Chen totaled 422.30 points during the five-dive final, winning by 55.80 points. She earlier won gold in the 10-meter synchronized event.
"I feel very pleased to have another gold medal for China," she said.
Chen was dominant through all three rounds of the competition. She finished the morning semifinal with a 47.35-point lead, although scores from the earlier rounds didn't carry over.
She earned 9.0s for her last dive, a back 2 1/2 somersault with 1 1/2 twists pike. She got out of the pool, took her traditional bow and walked away without waiting for her scores.
When Chen was introduced as the Olympic champion, she walked around the podium and shook hands with the other medalists before taking the top position.
"She's unbelievable," silver medalist Brittany Broben of Australia said. "She deserves it. She works so hard. She dives the best of anyone."
China has won six of seven diving gold medals with only the men's platform remaining. The diving superpower was upset by Russia in the men's 3-meter springboard, spoiling its bid to sweep all eight diving events in London.
But the Chinese can equal their seven golds from Beijing with a victory in the men's platform final on Saturday.
Broben, a 16-year-old diver competing in her first Olympics, finished second at 366.50. She jumped up and down and ran to hug her coach after realizing she had earned a medal.
"Please don't pinch me because I never want to wake up. It's amazing," she said, wearing an Australia flag featuring a boxing kangaroo around her shoulders. "My coach was holding his breath on the last dive."

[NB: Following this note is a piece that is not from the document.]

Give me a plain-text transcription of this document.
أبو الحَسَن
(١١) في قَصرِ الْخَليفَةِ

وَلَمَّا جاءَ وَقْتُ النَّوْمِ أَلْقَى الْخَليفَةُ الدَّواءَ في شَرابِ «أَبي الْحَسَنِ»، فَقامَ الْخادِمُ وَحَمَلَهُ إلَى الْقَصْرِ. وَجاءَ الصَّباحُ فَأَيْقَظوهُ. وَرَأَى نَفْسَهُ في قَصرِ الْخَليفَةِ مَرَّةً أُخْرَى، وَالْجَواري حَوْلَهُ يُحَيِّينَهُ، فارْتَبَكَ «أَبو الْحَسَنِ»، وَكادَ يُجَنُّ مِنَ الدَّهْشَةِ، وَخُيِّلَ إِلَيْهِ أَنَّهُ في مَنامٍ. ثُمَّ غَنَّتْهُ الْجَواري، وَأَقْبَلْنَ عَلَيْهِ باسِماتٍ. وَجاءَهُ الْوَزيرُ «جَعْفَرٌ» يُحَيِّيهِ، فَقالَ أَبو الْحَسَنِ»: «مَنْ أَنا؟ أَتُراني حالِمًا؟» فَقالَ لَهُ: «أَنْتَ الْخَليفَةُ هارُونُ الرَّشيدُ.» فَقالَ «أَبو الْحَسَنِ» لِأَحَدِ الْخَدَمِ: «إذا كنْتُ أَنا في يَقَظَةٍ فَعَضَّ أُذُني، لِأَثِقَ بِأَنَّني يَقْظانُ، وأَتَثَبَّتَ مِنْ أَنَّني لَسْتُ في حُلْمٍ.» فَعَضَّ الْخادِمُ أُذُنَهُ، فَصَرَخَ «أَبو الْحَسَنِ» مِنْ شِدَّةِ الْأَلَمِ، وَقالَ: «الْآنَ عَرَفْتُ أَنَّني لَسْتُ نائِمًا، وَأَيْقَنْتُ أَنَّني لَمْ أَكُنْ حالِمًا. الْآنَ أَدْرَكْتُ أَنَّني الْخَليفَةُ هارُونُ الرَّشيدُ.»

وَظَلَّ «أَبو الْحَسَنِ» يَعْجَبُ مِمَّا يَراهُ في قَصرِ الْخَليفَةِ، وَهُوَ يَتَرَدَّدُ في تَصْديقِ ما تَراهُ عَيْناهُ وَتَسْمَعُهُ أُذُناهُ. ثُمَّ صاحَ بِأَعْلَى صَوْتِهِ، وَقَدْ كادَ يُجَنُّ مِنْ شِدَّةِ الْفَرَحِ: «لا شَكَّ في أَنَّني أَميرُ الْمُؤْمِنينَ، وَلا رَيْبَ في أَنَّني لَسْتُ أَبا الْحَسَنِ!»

Broben's legs were shaking as she walked out on the 33-foot tower to do a back 2 1/2 somersaults with 1 1/2 twists pike. She was fourth and needed a solid score to get into the medals mix. She got it, totaling 81.60 points.
"My coach was like, 'Whatever happens, happens. Have fun,'" she said. "But I knew it had to be pretty good to get a medal."
Pandelela Pamg of Malaysia won the bronze at 359.20 for her country's first Olympic medal in diving and first in any sport besides badminton.
"Diving is not as famous as other sports," Pamg said. "I hope this will inspire other youth to take up this sport and support the Malaysian team."
Pamg has been busy in London. She took eighth in 3-meter springboard synchro and seventh in 10-meter synchro.
Pamg didn't advance out of the 10-meter preliminaries four years ago in Beijing. At the 2009 world meet, she and her partner won bronze in the synchro event, becoming the first Malaysians to win a world medal.
"I'm very proud and very honored to win the first medal for Malaysia," she said. "I hope Malaysians are proud of me."
Melissa Wu of Australia finished fourth at 358.10.
Chen's teammate, Hu Yudan, rallied from 12th after four dives to finish ninth. The 16-year-old who is 61 days younger than Broben, finished second at last year's world championships.
"She still has lots of chances," Chen said. "She needs to be more grown up and more stable. She will be a nice girl."
Paola Espinosa of Mexico was third after four dives, but she botched her final dive to fall out of medal contention after earning silver in 10-meter synchro at her third Olympics.